Копы с облегчением выпрямились.
Глядя на них всех, дипломатов и полицейских, я понял, что нет ничего красивее восточных полицейских, приказывающих жестами, порой довольно игривыми, сильным мира сего наклониться, оттопырить ягодицы, развести в стороны руки. Уроком им служили невозмутимость Талейрана и его еле заметная улыбка.
Супружеская чета дипломатов поднялась из ярко освещенных золоченых подвалов; они гордо прошествовали мимо полицейских с ноющими от напряжения, но прямыми позвоночниками, и вошли в дверцу автомобиля, тоже почти не согнувшись. В этот раз они узнавали изгибы знакомых спин: куртка шофера была английской, мундиры бельгийскими, немецкими, французскими. Дипломаты с супругами рассаживались по автомобилям степенно и серьезно, но оставляли за собой шлейф аромата, заставляющий сомневаться в серьезности масок.

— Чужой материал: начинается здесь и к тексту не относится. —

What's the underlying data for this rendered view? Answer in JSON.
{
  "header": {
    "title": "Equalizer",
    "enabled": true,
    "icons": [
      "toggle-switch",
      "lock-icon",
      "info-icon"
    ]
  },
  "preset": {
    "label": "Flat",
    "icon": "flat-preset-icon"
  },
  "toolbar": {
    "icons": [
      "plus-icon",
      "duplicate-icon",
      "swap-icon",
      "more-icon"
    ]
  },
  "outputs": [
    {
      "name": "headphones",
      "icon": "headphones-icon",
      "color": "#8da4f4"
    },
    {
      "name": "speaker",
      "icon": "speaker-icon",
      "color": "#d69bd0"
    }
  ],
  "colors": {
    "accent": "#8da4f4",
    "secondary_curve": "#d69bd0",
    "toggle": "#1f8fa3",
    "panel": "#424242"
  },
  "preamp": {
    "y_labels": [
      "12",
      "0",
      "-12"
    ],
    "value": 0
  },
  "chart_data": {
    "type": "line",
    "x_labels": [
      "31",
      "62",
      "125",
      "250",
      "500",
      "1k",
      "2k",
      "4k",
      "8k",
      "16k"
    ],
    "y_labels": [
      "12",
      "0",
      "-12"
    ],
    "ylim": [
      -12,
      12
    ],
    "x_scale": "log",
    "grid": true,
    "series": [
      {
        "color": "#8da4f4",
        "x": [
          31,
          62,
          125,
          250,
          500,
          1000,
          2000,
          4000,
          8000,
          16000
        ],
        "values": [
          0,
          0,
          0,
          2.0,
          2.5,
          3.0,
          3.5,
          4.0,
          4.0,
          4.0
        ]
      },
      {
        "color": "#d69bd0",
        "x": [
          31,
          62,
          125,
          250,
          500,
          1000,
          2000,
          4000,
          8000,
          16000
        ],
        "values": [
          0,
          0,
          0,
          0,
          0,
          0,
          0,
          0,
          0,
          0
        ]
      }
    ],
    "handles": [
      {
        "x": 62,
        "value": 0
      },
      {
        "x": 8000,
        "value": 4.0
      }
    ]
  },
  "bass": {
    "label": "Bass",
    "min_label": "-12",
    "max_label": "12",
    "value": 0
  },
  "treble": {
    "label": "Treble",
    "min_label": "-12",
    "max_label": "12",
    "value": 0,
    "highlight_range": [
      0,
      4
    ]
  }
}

Это был такой обряд, праздник…
Когда какой-нибудь ветеран в тысячный раз рассказывает мне про Мёз-Аргонское наступление, а Виктор Гюго в романе «Девяносто третий год» неоднократно упоминает бретонские леса, это меня раздражает, но не мешает самому снова и снова писать про то, что дни и ночи, проведенные в Аджлунских лесах – от Ас-Салта до Ирбида по берегам реки Иордан – были праздником, если принять следующее определение этого слова: огонь, который горячит наши щеки оттого, что мы вместе, несмотря на законы, предписывающие нам одиночество; или вот еще такое: сбежать ото всех и отыскать место, где мы сделаемся сообщниками против этих всех. И самый большой восторг на этом празднике мы почувствуем, когда тысяча или сто или пятьдесят или двадцать или два пламени будут гореть столько времени, сколько понадобится одной зажженной спичке, а единственной песней станет нарочито-театральное шипение почерневшей гаснущей спички, умирающей в корчах. Этот последний образ напоминает о том, что праздник порой походит на надгробное бдение, в самом деле, всякий праздник – это одновременно и ликование, и отчаяние. Представим себе смерть какого-нибудь еврея во Франции при немецкой оккупации: его хоронят на деревенском кладбище и из семи разных мест приходят семь самых отвратительных солистов с черными коробочками в руках. Этот тайный септет у могилы играет арию Оффенбаха, плохо, зато очень торжественно, а затем, не сказав ни слова, они расходятся каждый в свою сторону. Для Бога пророка Исайи, который сам есть дуновение на стебельке, это ночь была праздником. Глядя на волосы и бледное лицо матери, я понимал, что одного лишь легкого, едва уловимого беспокойства Мухабарата, о котором можно было только догадываться, достаточно для свершения таинства, именно оно позволило этой странной встрече стать праздником.
Хотя слова ночь, леса, септет, ликование, одиночество, отчаяние – всего лишь слова, тем не менее, именно их я использую, чтобы описать то душевное смятение ранним утром в Булонском лесу в Париже, когда расходятся трансвеститы, свершив таинство, и пересчитывают свои мятые от росы банкноты. Но любое более или менее благонамеренное действие может быть скорбным – не мрачно-похоронным, но скорбным – так на заводе устанавливают громкоговоритель, чтобы легче стало работать на конвейере под приятную мелодию. Хозяева завода полагают, будто музыка способствует яйценоскости. Любое отправление таинства опасно, а когда оно запретно, но все равно свершается – это праздник.